Because of the breach, hackers gained access to customer names, payment card numbers, security codes, and expiration dates.
It was later questioned whether IT systems were appropriately assessed before the acquisition was made public. There is so much going on in the process of an acquisition or a business merger that IT systems are often neglected creating vulnerabilities and potentially exposing sensitive information which cyber criminals can exploit.
IT teams must focus on ensuring the security of existing systems before a company even considers undergoing an acquisition or merger.
Technical due diligence
Pre-acquisition technical due diligence refers to the period during which IT systems are inspected, reviewed and assessed for areas of vulnerability.
Organisations looking to be acquired or merge should begin this process internally before seeking interested parties. Many organisations also carry open source licensing risks. Open-source modules or snippets of code are commonly incorporated by developers into the software to aid rapid development.

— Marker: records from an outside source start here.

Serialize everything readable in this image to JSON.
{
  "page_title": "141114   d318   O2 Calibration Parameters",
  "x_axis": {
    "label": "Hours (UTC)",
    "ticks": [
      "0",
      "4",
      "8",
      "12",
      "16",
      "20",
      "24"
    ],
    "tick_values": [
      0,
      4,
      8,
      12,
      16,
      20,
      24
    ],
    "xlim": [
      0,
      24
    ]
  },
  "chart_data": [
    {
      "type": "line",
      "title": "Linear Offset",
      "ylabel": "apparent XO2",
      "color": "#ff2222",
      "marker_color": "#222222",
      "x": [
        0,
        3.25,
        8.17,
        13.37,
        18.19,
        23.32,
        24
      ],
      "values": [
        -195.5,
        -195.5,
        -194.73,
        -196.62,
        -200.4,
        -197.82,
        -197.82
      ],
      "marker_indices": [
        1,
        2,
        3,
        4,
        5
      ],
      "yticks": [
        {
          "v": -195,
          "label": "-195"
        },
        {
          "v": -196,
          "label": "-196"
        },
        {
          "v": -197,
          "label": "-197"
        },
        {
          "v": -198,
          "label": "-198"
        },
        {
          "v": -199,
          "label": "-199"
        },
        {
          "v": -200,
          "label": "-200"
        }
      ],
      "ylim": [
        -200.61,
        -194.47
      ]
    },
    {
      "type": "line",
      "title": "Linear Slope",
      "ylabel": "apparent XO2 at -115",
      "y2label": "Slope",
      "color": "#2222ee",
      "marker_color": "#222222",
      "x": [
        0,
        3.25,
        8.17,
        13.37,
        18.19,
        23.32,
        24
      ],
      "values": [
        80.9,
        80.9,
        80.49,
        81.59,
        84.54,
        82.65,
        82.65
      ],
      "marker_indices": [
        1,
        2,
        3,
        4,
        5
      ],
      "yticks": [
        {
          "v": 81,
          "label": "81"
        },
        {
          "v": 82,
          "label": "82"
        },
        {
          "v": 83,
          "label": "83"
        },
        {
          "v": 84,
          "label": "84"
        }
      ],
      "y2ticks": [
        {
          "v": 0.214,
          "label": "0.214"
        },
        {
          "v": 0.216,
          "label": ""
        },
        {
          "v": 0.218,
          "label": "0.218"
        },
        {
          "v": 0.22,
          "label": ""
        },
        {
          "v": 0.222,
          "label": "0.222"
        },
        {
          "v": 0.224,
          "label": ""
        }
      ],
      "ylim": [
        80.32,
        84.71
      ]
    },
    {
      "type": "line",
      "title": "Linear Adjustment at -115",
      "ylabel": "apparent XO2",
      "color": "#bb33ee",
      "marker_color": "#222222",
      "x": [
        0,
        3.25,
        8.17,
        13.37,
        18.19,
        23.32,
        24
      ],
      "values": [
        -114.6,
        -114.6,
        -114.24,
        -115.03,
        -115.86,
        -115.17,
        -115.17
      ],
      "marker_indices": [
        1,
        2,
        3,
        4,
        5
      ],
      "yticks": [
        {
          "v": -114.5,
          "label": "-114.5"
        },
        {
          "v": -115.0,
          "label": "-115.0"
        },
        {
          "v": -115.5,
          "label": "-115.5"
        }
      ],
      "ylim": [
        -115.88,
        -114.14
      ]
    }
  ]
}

Companies often have no idea what open-source code is used in their systems and any breach of licensing restrictions can be costly to fix and endanger the deal. The internal technical due diligence should include an assessment of open-source licensing risk, to resolve any problems in advance.
By conducting thorough technical due diligence before embarking on the process of an acquisition, organisations will have a greater appeal to interested parties and can ensure the deal will proceed smoothly.
Once an acquisition has been agreed in principle, senior stakeholders must address which systems and platforms are being continued and which should be decommissioned.
Companies often underestimate the amount of work that goes into managing the process of an acquisition. This can result in the appointment of a project manager without the necessary skills needed to efficiently run the entire process.
All too often it is assumed acquisitions only affect the financial and legal teams, when in actual fact every department is affected.
Post-acquisition journey
Post-acquisition integration is a separate project in its own right and can often take several years to complete, requiring continued close engagement from senior stakeholders.
Merging IT systems across companies can affect the running of daily operations, exposing flaws in acquired systems likely to cause system downtime.
By bringing third-party experts on-board, companies facing both pre- and post-acquisition challenges can be kept safe in the knowledge that IT systems are maintained and sensitive data is kept safe. No matter how big or small the company or the number of employees, acquisitions are always a major upheaval.
It is vital the entire integration is properly planned and effectively executed by a skilled project manager supported by engaged stakeholders and effective communication at all levels.